Experience is a key source of data for the practitioner. Through trial and error we learn what works “in our hands” and what fails. But do we always? How often does something not work and we do not hear about it? How often was the problem going to go away, or at least reach tolerable levels, despite our best efforts? I encourage each person reading this to set up trials with the producers who ask for our advice. My experience is that many producers are excited to do a trial to test out a new product on their farm. Too often I hear from veterinarians that the trial is not a “side-by-side” trial but rather a “one batch after the next” trial. I do not know how to interpret the results of those studies. In my experience, even without treatment, the clinical disease problem in one batch does not equal the clinical disease problem in the next batch. If we are dealing with an infectious disease outbreak, the problem is most likely to diminish on its own as the level of herd immunity increases. So, although I do put a high value on the experience of a practitioner, I also question conclusions that new treatments work when they have not been tested in a randomized, side-by-side trial.

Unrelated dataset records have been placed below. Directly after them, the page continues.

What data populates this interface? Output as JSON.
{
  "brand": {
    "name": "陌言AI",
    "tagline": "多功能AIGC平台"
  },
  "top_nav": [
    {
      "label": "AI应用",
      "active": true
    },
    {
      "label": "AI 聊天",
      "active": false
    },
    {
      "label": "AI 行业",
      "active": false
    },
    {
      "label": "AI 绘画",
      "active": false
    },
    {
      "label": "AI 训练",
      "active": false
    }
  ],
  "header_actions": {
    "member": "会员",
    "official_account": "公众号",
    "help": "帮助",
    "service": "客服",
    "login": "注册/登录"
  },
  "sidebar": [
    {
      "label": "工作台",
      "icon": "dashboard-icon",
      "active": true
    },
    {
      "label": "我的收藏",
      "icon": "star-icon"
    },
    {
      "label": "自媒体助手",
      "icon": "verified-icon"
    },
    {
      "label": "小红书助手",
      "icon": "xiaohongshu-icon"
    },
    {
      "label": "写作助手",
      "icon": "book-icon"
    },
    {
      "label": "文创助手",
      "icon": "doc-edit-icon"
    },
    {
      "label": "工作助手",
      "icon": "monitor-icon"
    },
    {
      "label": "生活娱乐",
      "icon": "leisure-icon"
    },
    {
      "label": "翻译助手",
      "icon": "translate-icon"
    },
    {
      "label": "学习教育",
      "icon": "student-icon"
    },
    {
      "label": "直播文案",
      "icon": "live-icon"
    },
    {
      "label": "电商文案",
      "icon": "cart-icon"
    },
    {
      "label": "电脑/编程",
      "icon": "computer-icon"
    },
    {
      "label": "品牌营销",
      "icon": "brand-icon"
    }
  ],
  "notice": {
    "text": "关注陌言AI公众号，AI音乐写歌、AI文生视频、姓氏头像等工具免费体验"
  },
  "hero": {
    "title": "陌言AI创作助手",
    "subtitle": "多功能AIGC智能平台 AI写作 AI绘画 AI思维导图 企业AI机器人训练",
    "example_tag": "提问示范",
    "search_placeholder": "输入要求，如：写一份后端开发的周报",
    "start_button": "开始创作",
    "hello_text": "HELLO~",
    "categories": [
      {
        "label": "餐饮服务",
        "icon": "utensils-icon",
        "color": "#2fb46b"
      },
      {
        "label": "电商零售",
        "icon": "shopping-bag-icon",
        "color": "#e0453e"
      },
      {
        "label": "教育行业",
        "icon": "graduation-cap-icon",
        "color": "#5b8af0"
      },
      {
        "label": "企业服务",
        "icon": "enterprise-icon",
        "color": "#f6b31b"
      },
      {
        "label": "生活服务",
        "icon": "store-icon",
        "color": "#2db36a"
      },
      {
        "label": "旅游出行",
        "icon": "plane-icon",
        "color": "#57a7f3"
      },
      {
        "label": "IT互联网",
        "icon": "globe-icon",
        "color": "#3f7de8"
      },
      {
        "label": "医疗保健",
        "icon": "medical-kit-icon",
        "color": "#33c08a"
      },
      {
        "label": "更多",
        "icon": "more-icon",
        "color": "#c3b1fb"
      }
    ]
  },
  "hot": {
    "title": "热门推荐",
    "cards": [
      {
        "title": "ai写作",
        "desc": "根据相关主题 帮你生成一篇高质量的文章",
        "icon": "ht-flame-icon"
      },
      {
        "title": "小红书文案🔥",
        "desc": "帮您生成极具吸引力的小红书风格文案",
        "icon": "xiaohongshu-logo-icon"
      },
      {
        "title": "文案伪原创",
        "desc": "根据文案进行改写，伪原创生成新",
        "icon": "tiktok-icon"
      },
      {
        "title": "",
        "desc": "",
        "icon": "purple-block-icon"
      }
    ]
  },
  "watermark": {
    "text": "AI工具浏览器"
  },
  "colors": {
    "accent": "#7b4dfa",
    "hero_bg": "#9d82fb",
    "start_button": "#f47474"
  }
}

The experience of the producer is also valuable. They are in the barn on a day-to-day basis and can share with us their observations and the way a treatment or management change works in their barn under their barn conditions. I appreciate hearing both the success stories and the failures of what I have recommended over time. These are key learning moments.
The expectations I have of my doctor make me think about what swine producers expect of us: keeping our knowledge base current, knowing what value to put on each piece of new information, and testing what we think we know by randomly assigning treatments to pigs or groups of pigs so we are not fooled by the success of time.